You should therefore educate and advise your clients as to how they comply while avoiding oversharing data that is superfluous to compliance.
Finally, if your clients have operations in any of the 12 remaining jurisdictions that the EU deems to be “non-cooperative”, they will need to act on the EU Councils’ so-called defensive measures against those jurisdictions.
4. Cross-border data sharing (ESR)
While interoperability across jurisdictions can bring advantages, it pays to implement robust data protection checklists, given the legal implications of GDPR and other regulations. The Organisation for Economic Cooperation and Development (OECD) reports an increase in the number of worldwide data regulations from approximately 50 in 2,000 to around 250 in 2019.

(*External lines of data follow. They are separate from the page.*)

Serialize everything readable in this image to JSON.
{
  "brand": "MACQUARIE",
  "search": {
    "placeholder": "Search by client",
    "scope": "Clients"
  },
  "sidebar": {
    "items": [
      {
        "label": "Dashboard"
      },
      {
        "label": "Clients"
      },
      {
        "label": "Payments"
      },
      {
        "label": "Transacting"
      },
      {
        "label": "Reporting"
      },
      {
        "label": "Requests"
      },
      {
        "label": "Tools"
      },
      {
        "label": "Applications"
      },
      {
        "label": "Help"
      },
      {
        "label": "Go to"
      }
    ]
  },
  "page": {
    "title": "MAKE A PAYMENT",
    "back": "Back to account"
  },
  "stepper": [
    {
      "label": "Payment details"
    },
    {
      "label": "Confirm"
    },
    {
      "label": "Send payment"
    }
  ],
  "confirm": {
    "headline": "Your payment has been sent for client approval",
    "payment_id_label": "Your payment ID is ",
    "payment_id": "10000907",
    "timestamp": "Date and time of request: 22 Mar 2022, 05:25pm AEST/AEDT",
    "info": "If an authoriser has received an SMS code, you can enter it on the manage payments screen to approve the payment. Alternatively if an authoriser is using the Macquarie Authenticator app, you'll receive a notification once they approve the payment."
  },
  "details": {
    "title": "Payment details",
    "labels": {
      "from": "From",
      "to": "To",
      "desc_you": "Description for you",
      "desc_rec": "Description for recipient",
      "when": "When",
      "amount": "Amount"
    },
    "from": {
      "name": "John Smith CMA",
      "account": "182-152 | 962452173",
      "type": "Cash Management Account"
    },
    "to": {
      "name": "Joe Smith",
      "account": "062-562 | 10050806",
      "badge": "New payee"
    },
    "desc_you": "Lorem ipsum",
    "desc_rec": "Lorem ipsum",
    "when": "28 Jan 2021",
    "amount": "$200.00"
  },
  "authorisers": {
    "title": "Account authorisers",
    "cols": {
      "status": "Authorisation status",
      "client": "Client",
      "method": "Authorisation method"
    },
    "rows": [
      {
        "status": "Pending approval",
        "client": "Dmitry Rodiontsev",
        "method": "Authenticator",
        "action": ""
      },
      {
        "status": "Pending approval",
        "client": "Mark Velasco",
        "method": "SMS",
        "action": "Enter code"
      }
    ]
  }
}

So create checklists that will safeguard clients’ information in accordance with national and international legislation mandating its protection and sharing.
What can you do to protect your clients’ data, and their clients’ data?
Firstly, make sure you familiarise yourself and your clients with the varying obligations under international law. These might include US federal and state law (including California’s ‘Shine the Light’ privacy law) EU GDPR legislation, and additional EU laws such as the ‘right to be forgotten’.
Next, consider which operating countries may hold jurisdiction over your clients’ accounts; ensure your clients are well informed when it comes to how their own clients’ data is being shared.
Maintaining the in-house skills necessary to assess the quality of data protection in your organisation, as well as your clients’, is crucial to minimising risk.
It’s vital to provide good training to employees and third parties to help them understand their responsibilities and obligations to collect, use, share, store, alter or remove private data with the utmost care.